O ethos que cuida
24/07/2003
- Opinión
Quando amamos, cuidamos e quando cuidamos amamos. Por isso o ethos
que ama se completa com o ethos que cuida. O "cuidado" constitui a
categoria central do novo paradigma de civilização que forceja por
emergir em todas as partes do mundo. A falta de cuidado no trato
da natureza e dos recursos escassos, a ausência de cuidado com
referência ao poder da tecnociência que construiu armas de
destruição em massa e de devastação da biosfera e da própria
sobrevivência da espécie humana, nos está levando a um impasse
sem precedentes. Ou cuidamos ou pereceremos. O cuidado assume uma
dupla função: de prevenção a danos futuros e de regeneração de
dados passados. O cuidado possui esse condão: reforçar a vida,
zelar pelas condições físico-químicas, ecológicas, sociais e
espirituais que permitem a reprodução da vida e de sua ulterior
evolução. O correspondente ao cuidado em termos políticos é a
"sustentabilidade" que visa encontrar o justo equilíbrio entre o
benefício racional das virtualidades da Terra e sua preservação
para nós e as gerações futuras. Talvez aduzindo a fábula do
cuidado, conservada por Higino (+17,d.C.), bibliotecário de César
Augusto, entendamos melhor o significado do ethos que cuida.
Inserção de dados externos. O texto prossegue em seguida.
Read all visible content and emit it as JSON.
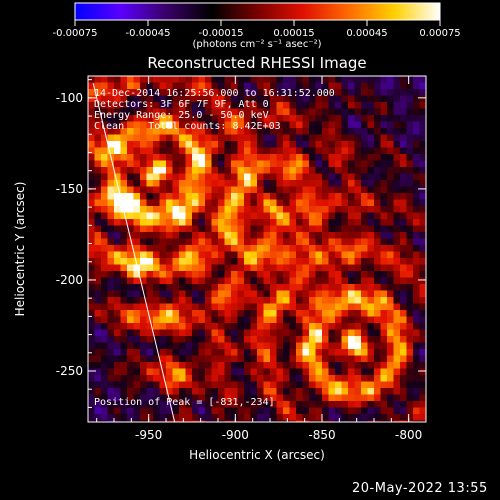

"Certo dia, Cuidado tomou um pedaço de barro e moldou-o na forma
do ser humano. Nisso apareceu Júpiter e, a pedido de Cuidado,
insuflou-lhe espírito. Cuidado quis dar-lhe um nome, mas Júpiter
lho proibiu, querendo ele impôr o nome. Começou uma discussão
entre ambos. Nisso apareceu a Terra alegando que o barro é parte
de seu corpo e, que por isso, tinha o direito de escolher um nome.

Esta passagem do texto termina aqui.